Pourtant, de tels discours ne font aucunement l’éloge du peuple. Ils ne font que l’éloge de la médiocrité. La plupart du temps, leurs cibles sont les gens diplômés, ceux qui ont le malheur d’avoir fait des études supérieures à Harvard, et qui émettent une opinion contraires à ce que veut le «vrai» peuple. Désormais, ils ne sont que des élitistes qui pensent tout savoir mieux que tout le monde, alors qu’ils ne font que dire ce qu’ils croient être mieux pour tous. Pourtant, ils sont des éléments du débat démocratique. Ils font partie du peuple.

Il faut énormément de prétention pour se faire le porte-parole du peuple. C’est à se demander qui est réellement l’élitiste. Celui qui a une expertise dans un certain milieu et qui partage son avis dans ce domaine ou quelqu’un qui prétend être l’agrégation des idées de la masse? D’ailleurs, ils vont, plus souvent qu’autrement, faire la promotion des préjugés largement répandus dans l’opinion publique. En effet, il est tellement plus aisé de surfer sur la vague plutôt que de la confronter. Qu’une idée soit répandue massivement ne veut pas dire qu’elle est bonne. Une opinion minoritaire n’est pas méprisante du peuple. Elle est uniquement différente. Avoir le courage de s’exprimer lorsque nous allons au contraire du consensus est une preuve que nous ne prenons pas les gens pour des imbéciles. Nous les considérons capables de faire un examen critique de leurs opinions face à de nouveaux arguments. Donc, au contraire de ce que les populistes représentant le «vrai monde» disent, ce sont parfois les «élites» qui sont les plus respectueuses de monsieur et madame tout-le-monde. Ne pas prendre les gens pour des cons est une marque de respect.

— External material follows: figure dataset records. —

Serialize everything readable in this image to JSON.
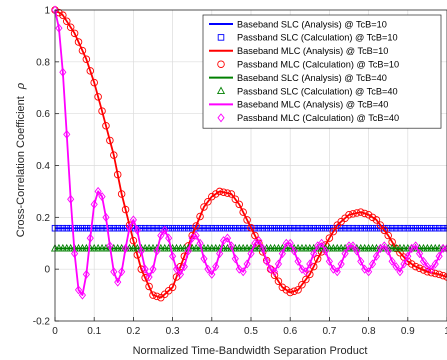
{
  "chart_data": {
    "type": "line",
    "xlabel": "Normalized Time-Bandwidth Separation Product",
    "ylabel": "Cross-Correlation Coefficient",
    "ylabel_symbol": "ρ",
    "xlim": [
      0,
      1
    ],
    "ylim": [
      -0.2,
      1
    ],
    "xticks": [
      "0",
      "0.1",
      "0.2",
      "0.3",
      "0.4",
      "0.5",
      "0.6",
      "0.7",
      "0.8",
      "0.9",
      "1"
    ],
    "yticks": [
      "-0.2",
      "0",
      "0.2",
      "0.4",
      "0.6",
      "0.8",
      "1"
    ],
    "grid": true,
    "legend_position": "top-right",
    "series": [
      {
        "name": "Baseband SLC (Analysis) @ TcB=10",
        "color": "#0000ff",
        "style": "line",
        "x": [
          0,
          1
        ],
        "y": [
          0.158,
          0.158
        ]
      },
      {
        "name": "Passband SLC (Calculation) @ TcB=10",
        "color": "#0000ff",
        "style": "square",
        "marker_step": 0.01,
        "x": [
          0,
          1
        ],
        "y": [
          0.158,
          0.158
        ]
      },
      {
        "name": "Baseband MLC (Analysis) @ TcB=10",
        "color": "#ff0000",
        "style": "line",
        "x": [
          0,
          0.02,
          0.05,
          0.08,
          0.1,
          0.12,
          0.15,
          0.17,
          0.2,
          0.22,
          0.25,
          0.27,
          0.3,
          0.32,
          0.35,
          0.38,
          0.4,
          0.42,
          0.45,
          0.47,
          0.5,
          0.52,
          0.55,
          0.58,
          0.6,
          0.62,
          0.65,
          0.67,
          0.7,
          0.72,
          0.75,
          0.78,
          0.8,
          0.82,
          0.85,
          0.87,
          0.9,
          0.92,
          0.95,
          0.98,
          1.0
        ],
        "y": [
          1.0,
          0.98,
          0.91,
          0.81,
          0.72,
          0.61,
          0.44,
          0.29,
          0.11,
          0.0,
          -0.1,
          -0.11,
          -0.07,
          0.01,
          0.13,
          0.24,
          0.28,
          0.3,
          0.29,
          0.25,
          0.16,
          0.1,
          0.0,
          -0.07,
          -0.09,
          -0.08,
          -0.02,
          0.04,
          0.12,
          0.17,
          0.21,
          0.22,
          0.21,
          0.19,
          0.13,
          0.08,
          0.03,
          0.01,
          -0.01,
          -0.02,
          -0.03
        ]
      },
      {
        "name": "Passband MLC (Calculation) @ TcB=10",
        "color": "#ff0000",
        "style": "circle",
        "marker_step": 0.01,
        "x": [
          0,
          0.02,
          0.05,
          0.08,
          0.1,
          0.12,
          0.15,
          0.17,
          0.2,
          0.22,
          0.25,
          0.27,
          0.3,
          0.32,
          0.35,
          0.38,
          0.4,
          0.42,
          0.45,
          0.47,
          0.5,
          0.52,
          0.55,
          0.58,
          0.6,
          0.62,
          0.65,
          0.67,
          0.7,
          0.72,
          0.75,
          0.78,
          0.8,
          0.82,
          0.85,
          0.87,
          0.9,
          0.92,
          0.95,
          0.98,
          1.0
        ],
        "y": [
          1.0,
          0.98,
          0.91,
          0.81,
          0.72,
          0.61,
          0.44,
          0.29,
          0.11,
          0.0,
          -0.1,
          -0.11,
          -0.07,
          0.01,
          0.13,
          0.24,
          0.28,
          0.3,
          0.29,
          0.25,
          0.16,
          0.1,
          0.0,
          -0.07,
          -0.09,
          -0.08,
          -0.02,
          0.04,
          0.12,
          0.17,
          0.21,
          0.22,
          0.21,
          0.19,
          0.13,
          0.08,
          0.03,
          0.01,
          -0.01,
          -0.02,
          -0.03
        ]
      },
      {
        "name": "Baseband SLC (Analysis) @ TcB=40",
        "color": "#008000",
        "style": "line",
        "x": [
          0,
          1
        ],
        "y": [
          0.08,
          0.08
        ]
      },
      {
        "name": "Passband SLC (Calculation) @ TcB=40",
        "color": "#008000",
        "style": "triangle",
        "marker_step": 0.01,
        "x": [
          0,
          1
        ],
        "y": [
          0.08,
          0.08
        ]
      },
      {
        "name": "Baseband MLC (Analysis) @ TcB=40",
        "color": "#ff00ff",
        "style": "line",
        "x": [
          0,
          0.01,
          0.02,
          0.03,
          0.04,
          0.05,
          0.06,
          0.07,
          0.08,
          0.09,
          0.1,
          0.11,
          0.12,
          0.13,
          0.14,
          0.15,
          0.16,
          0.17,
          0.18,
          0.19,
          0.2,
          0.21,
          0.22,
          0.23,
          0.24,
          0.25,
          0.26,
          0.27,
          0.28,
          0.29,
          0.3,
          0.31,
          0.32,
          0.33,
          0.34,
          0.35,
          0.36,
          0.37,
          0.38,
          0.39,
          0.4,
          0.41,
          0.42,
          0.43,
          0.44,
          0.45,
          0.46,
          0.47,
          0.48,
          0.49,
          0.5,
          0.51,
          0.52,
          0.53,
          0.54,
          0.55,
          0.56,
          0.57,
          0.58,
          0.59,
          0.6,
          0.61,
          0.62,
          0.63,
          0.64,
          0.65,
          0.66,
          0.67,
          0.68,
          0.69,
          0.7,
          0.71,
          0.72,
          0.73,
          0.74,
          0.75,
          0.76,
          0.77,
          0.78,
          0.79,
          0.8,
          0.81,
          0.82,
          0.83,
          0.84,
          0.85,
          0.86,
          0.87,
          0.88,
          0.89,
          0.9,
          0.91,
          0.92,
          0.93,
          0.94,
          0.95,
          0.96,
          0.97,
          0.98,
          0.99,
          1.0
        ],
        "y": [
          1.0,
          0.93,
          0.76,
          0.52,
          0.27,
          0.06,
          -0.08,
          -0.1,
          -0.02,
          0.12,
          0.25,
          0.3,
          0.28,
          0.2,
          0.09,
          -0.01,
          -0.05,
          -0.01,
          0.08,
          0.16,
          0.19,
          0.15,
          0.07,
          0.0,
          -0.03,
          0.0,
          0.07,
          0.13,
          0.15,
          0.12,
          0.05,
          0.0,
          -0.02,
          0.01,
          0.07,
          0.12,
          0.13,
          0.1,
          0.04,
          0.0,
          -0.02,
          0.01,
          0.06,
          0.11,
          0.12,
          0.09,
          0.04,
          0.0,
          -0.01,
          0.02,
          0.06,
          0.1,
          0.11,
          0.08,
          0.03,
          0.0,
          -0.01,
          0.02,
          0.06,
          0.1,
          0.1,
          0.07,
          0.03,
          0.0,
          -0.01,
          0.02,
          0.06,
          0.09,
          0.1,
          0.07,
          0.03,
          0.0,
          -0.01,
          0.02,
          0.06,
          0.09,
          0.09,
          0.07,
          0.03,
          0.0,
          -0.01,
          0.02,
          0.05,
          0.08,
          0.09,
          0.07,
          0.03,
          0.01,
          -0.01,
          0.02,
          0.05,
          0.08,
          0.09,
          0.06,
          0.03,
          0.01,
          0.0,
          0.02,
          0.05,
          0.08,
          0.08
        ]
      },
      {
        "name": "Passband MLC (Calculation) @ TcB=40",
        "color": "#ff00ff",
        "style": "diamond",
        "marker_step": 0.01,
        "x": [
          0,
          0.01,
          0.02,
          0.03,
          0.04,
          0.05,
          0.06,
          0.07,
          0.08,
          0.09,
          0.1,
          0.11,
          0.12,
          0.13,
          0.14,
          0.15,
          0.16,
          0.17,
          0.18,
          0.19,
          0.2,
          0.21,
          0.22,
          0.23,
          0.24,
          0.25,
          0.26,
          0.27,
          0.28,
          0.29,
          0.3,
          0.31,
          0.32,
          0.33,
          0.34,
          0.35,
          0.36,
          0.37,
          0.38,
          0.39,
          0.4,
          0.41,
          0.42,
          0.43,
          0.44,
          0.45,
          0.46,
          0.47,
          0.48,
          0.49,
          0.5,
          0.51,
          0.52,
          0.53,
          0.54,
          0.55,
          0.56,
          0.57,
          0.58,
          0.59,
          0.6,
          0.61,
          0.62,
          0.63,
          0.64,
          0.65,
          0.66,
          0.67,
          0.68,
          0.69,
          0.7,
          0.71,
          0.72,
          0.73,
          0.74,
          0.75,
          0.76,
          0.77,
          0.78,
          0.79,
          0.8,
          0.81,
          0.82,
          0.83,
          0.84,
          0.85,
          0.86,
          0.87,
          0.88,
          0.89,
          0.9,
          0.91,
          0.92,
          0.93,
          0.94,
          0.95,
          0.96,
          0.97,
          0.98,
          0.99,
          1.0
        ],
        "y": [
          1.0,
          0.93,
          0.76,
          0.52,
          0.27,
          0.06,
          -0.08,
          -0.1,
          -0.02,
          0.12,
          0.25,
          0.3,
          0.28,
          0.2,
          0.09,
          -0.01,
          -0.05,
          -0.01,
          0.08,
          0.16,
          0.19,
          0.15,
          0.07,
          0.0,
          -0.03,
          0.0,
          0.07,
          0.13,
          0.15,
          0.12,
          0.05,
          0.0,
          -0.02,
          0.01,
          0.07,
          0.12,
          0.13,
          0.1,
          0.04,
          0.0,
          -0.02,
          0.01,
          0.06,
          0.11,
          0.12,
          0.09,
          0.04,
          0.0,
          -0.01,
          0.02,
          0.06,
          0.1,
          0.11,
          0.08,
          0.03,
          0.0,
          -0.01,
          0.02,
          0.06,
          0.1,
          0.1,
          0.07,
          0.03,
          0.0,
          -0.01,
          0.02,
          0.06,
          0.09,
          0.1,
          0.07,
          0.03,
          0.0,
          -0.01,
          0.02,
          0.06,
          0.09,
          0.09,
          0.07,
          0.03,
          0.0,
          -0.01,
          0.02,
          0.05,
          0.08,
          0.09,
          0.07,
          0.03,
          0.01,
          -0.01,
          0.02,
          0.05,
          0.08,
          0.09,
          0.06,
          0.03,
          0.01,
          0.0,
          0.02,
          0.05,
          0.08,
          0.08
        ]
      }
    ]
  }
}
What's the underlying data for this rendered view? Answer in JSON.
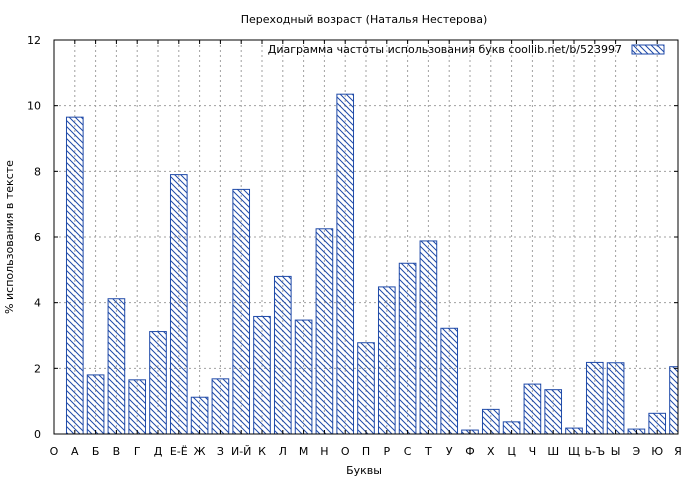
{
  "chart_data": {
    "type": "bar",
    "title": "Переходный возраст (Наталья Нестерова)",
    "xlabel": "Буквы",
    "ylabel": "% использования в тексте",
    "legend": {
      "label": "Диаграмма частоты использования букв  coollib.net/b/523997",
      "placement": "top-right"
    },
    "ylim": [
      0,
      12
    ],
    "yticks": [
      "0",
      "2",
      "4",
      "6",
      "8",
      "10",
      "12"
    ],
    "grid": true,
    "categories": [
      "О",
      "А",
      "Б",
      "В",
      "Г",
      "Д",
      "Е-Ё",
      "Ж",
      "З",
      "И-Й",
      "К",
      "Л",
      "М",
      "Н",
      "О",
      "П",
      "Р",
      "С",
      "Т",
      "У",
      "Ф",
      "Х",
      "Ц",
      "Ч",
      "Ш",
      "Щ",
      "Ь-Ъ",
      "Ы",
      "Э",
      "Ю",
      "Я"
    ],
    "values": [
      null,
      9.65,
      1.8,
      4.12,
      1.65,
      3.12,
      7.9,
      1.12,
      1.68,
      7.45,
      3.58,
      4.8,
      3.47,
      6.25,
      10.35,
      2.78,
      4.48,
      5.2,
      5.88,
      3.22,
      0.12,
      0.75,
      0.37,
      1.52,
      1.35,
      0.18,
      2.18,
      2.17,
      0.15,
      0.63,
      2.05
    ],
    "bar_color": "#1f4aa8",
    "background": "#ffffff"
  }
}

Souvent, les attaques des porte-voix du vrai peuple vont aussi être dirigées vers ceux qui font la promotion de la culture générale. Lire Hugo et écouter Mozart serait le hobby d’une gauche caviar complètement déconnectée du monde réel. Encore une fois, ils se montrent plus irrespectueux que n’importe quel «élitiste» envers ceux dont ils croient porter l’opinion. Un petit tour dans la bibliothèque personnelle d’un citoyen ordinaire leur ferait découvrir que ce qu’ils disent n’est qu’un tissu de mensonge et de préjugés. Non seulement découvriraient-ils que le peuple sait lire, mais qu’il aime lire. Ils découvriraient aussi que non seulement les gens écoutent de la musique, mais qu’ils l’apprécient. Être cultivé ne signifie pas se déconnecter des réalités du monde. C’est uniquement apprécié ce que l’Humanité a de mieux à offrir.

Parler au nom du vrai peuple, ce n’est pas le glorifier. C’est le considérer comme trop stupide pour se cultiver et réfléchir. C’est installer une culture de la médiocrité, une valorisation de l’imbécillité et un dédain de l’éducation uniquement pour satisfaire son désir de pouvoir. Ceux qui prétendent parler en son nom ne font que le rabaisser, le traiter en ignare et dire que l’ignorance est quelque chose de bien. On nage ici en plein monde orwellien où l’ignorance, c’est la force. Une telle culture est malheureusement en train de s’installer et laisse présager un triste avenir. Comment espérer que nos enfants veuillent aller à l’université si tout ce qui porte un diplôme est pointé avec un doigt accusateur?

Alors, la citation de Churchill, à l’effet que le meilleur moyen d’être découragé de la démocratie est d’avoir une discussion de 5 minutes avec un électeur, prendra tout son sens.